Marcin Krol wrote:
Matus UHLAR - fantomas wrote:
- blocking at MTA by RBL or other techniques (such as graylisting)
is efficient and effective, but deprives SpamAssassin of spam samples,
so if your resources permit, it is better to let SpamAssassin deal
with all RBLs.
I don't think so. We get "enough" of spam even if using many RBLs at SMTP
level.
Plus note that characteristics of spam that got through RBL "sieve"
*might* be different than characteristics of the spam that didn't.

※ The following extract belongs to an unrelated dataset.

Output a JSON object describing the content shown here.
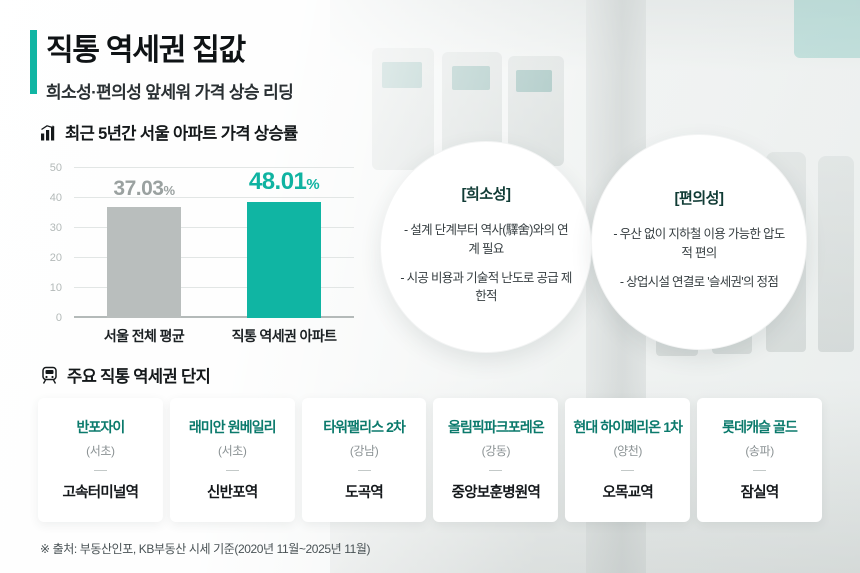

If so - I have not done any tests, so I have no idea really - then Bayes
would be at least partially mistrained.
Having said that, I do have exceptions to my sender-verify and RBL rules
for spam traps. :-) Now, getting something useful done with that stuff
is another story.
Genuine spam traps are great for bayes training as they should contain a
representative sample of spam your users will be seeing plus you know
they only contain spam so you don't need to check the contents before
feeding them to bayes to learn :)
I do the same - whitelist a few *good* spamtraps through all my
different levels of filtering specifically to feed bayes. I also use
these for statistical analysis to see which types of mail SA scores
poorly on and then target custom rules towards those spam to help bump
the scores.
I'm sure there's other useful stuff you can do with spamtrap mails too.